Vergangenes Jahr glaubten BBC und das amerikanische Rechercheportal Pro Publica, ein paar dieser Geheimnisse gelüftet zu haben. Sie präsentierten Indizien, wonach Farahs amerikanischer Trainer Alberto Salazar in seinem Langstreckenprojekt in Oregon nicht nur wissenschaftlichen Erkenntnissen vertraute. Salazar soll unter anderem Galen Rupp mit Doping versorgt haben; Farah wurde nicht beschuldigt.

In der Debatte, die in den folgenden Wochen in Großbritannien tobte, spülte es aber einige unappetitliche Details hervor. Zum Beispiel, dass Farah vor den Spielen in London zwei Trainingskontrollen verpasst hatte, eine dritte hätte eine Sperre nach sich gezogen. Salazar betreut ihn jedenfalls bis heute, obwohl die US-Anti-Doping-Agentur weiter die Vorwürfe untersucht. "Ich stehe für einen sauberen Sport ein, aber am Ende des Tages kannst du nur dich selbst kontrollieren", sagte Farah, als er in Rio auf Salazar angesprochen wurde.

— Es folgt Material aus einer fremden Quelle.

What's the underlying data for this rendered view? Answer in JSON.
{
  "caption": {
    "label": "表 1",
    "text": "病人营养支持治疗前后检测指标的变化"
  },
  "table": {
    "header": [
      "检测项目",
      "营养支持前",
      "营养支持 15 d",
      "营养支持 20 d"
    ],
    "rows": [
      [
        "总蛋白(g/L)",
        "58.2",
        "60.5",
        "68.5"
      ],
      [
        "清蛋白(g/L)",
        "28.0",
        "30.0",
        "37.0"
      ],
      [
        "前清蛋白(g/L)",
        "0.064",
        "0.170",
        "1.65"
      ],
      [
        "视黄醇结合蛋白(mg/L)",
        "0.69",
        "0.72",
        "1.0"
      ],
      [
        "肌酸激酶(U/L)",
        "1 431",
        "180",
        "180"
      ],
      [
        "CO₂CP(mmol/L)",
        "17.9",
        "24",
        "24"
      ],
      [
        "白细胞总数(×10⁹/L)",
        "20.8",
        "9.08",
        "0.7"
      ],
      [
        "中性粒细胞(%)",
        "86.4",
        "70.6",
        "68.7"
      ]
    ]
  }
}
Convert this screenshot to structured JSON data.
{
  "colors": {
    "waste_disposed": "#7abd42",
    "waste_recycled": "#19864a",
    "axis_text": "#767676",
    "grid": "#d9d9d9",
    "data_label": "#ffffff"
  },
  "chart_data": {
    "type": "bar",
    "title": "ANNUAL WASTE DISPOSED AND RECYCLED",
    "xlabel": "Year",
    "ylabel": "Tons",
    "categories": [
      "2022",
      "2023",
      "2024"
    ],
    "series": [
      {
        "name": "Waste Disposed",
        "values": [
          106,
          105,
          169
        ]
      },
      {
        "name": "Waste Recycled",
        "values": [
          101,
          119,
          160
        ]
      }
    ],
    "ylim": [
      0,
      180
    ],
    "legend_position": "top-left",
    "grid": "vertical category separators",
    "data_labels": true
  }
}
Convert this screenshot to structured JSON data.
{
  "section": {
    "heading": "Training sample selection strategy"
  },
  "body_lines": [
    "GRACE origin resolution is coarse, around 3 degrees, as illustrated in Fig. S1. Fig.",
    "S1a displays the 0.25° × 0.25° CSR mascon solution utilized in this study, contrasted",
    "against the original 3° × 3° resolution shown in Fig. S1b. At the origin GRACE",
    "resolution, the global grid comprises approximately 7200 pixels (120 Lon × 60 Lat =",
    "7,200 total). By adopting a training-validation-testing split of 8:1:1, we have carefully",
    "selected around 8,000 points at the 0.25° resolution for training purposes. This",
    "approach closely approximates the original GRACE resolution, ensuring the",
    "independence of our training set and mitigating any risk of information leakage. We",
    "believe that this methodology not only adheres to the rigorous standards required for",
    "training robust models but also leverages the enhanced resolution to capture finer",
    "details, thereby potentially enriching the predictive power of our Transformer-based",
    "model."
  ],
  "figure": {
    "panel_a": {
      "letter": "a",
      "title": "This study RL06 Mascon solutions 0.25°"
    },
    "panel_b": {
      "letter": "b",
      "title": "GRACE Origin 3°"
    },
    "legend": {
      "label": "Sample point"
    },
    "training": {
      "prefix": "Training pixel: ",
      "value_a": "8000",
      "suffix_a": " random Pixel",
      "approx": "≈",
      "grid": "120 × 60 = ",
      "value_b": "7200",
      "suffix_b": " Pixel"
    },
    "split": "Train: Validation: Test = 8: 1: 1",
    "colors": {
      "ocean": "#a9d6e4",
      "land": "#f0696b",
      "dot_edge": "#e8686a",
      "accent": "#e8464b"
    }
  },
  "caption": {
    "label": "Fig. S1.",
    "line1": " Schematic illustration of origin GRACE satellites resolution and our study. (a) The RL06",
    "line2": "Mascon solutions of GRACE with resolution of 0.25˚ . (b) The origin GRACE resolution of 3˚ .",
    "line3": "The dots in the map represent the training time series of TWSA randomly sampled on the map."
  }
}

"Aber hey, es kann alles passieren"

Als ihn ein Reporter noch nach Jama Aden fragte, den Somalier, der zuletzt in Spanien bei einer Dopingrazzia verhaftet worden war und Fotos mit Farah in soziale Netzwerke hochgeladen hatte, sagte Farah: "Wenn dich jemand um ein Bild fragt, dann sagst du nicht nein." Der britische Verband hatte zuvor eilig erklärt, Aden habe bei Farahs Einheiten nur "ab und zu eine Stoppuhr gehalten".

Farah schwebt weiter über allem, der Konkurrenz, den Zweifeln. 2017 will er in London noch einmal Weltmeister auf der Bahn werden, bei der Heim-WM, danach geht es hinein in die lukrativen Straßenwettbewerbe. Seine ersten Ausflüge zu den stärkeren Marathonläufern verliefen bescheiden, aber er ist guter Dinge. "Wenn ich an die vergangenen Jahre denke, bin ich jedes Jahr ein wenig stärker geworden", sagte er neulich, "wenn du ein Jahr ohne Verletzungen hinter dir hattest, bist du im nächsten Jahr stärker, so geht das immer so weiter. Aber hey, es kann alles passieren." Manches, weiß Farah, "kannst du als Athlet nicht beeinflussen".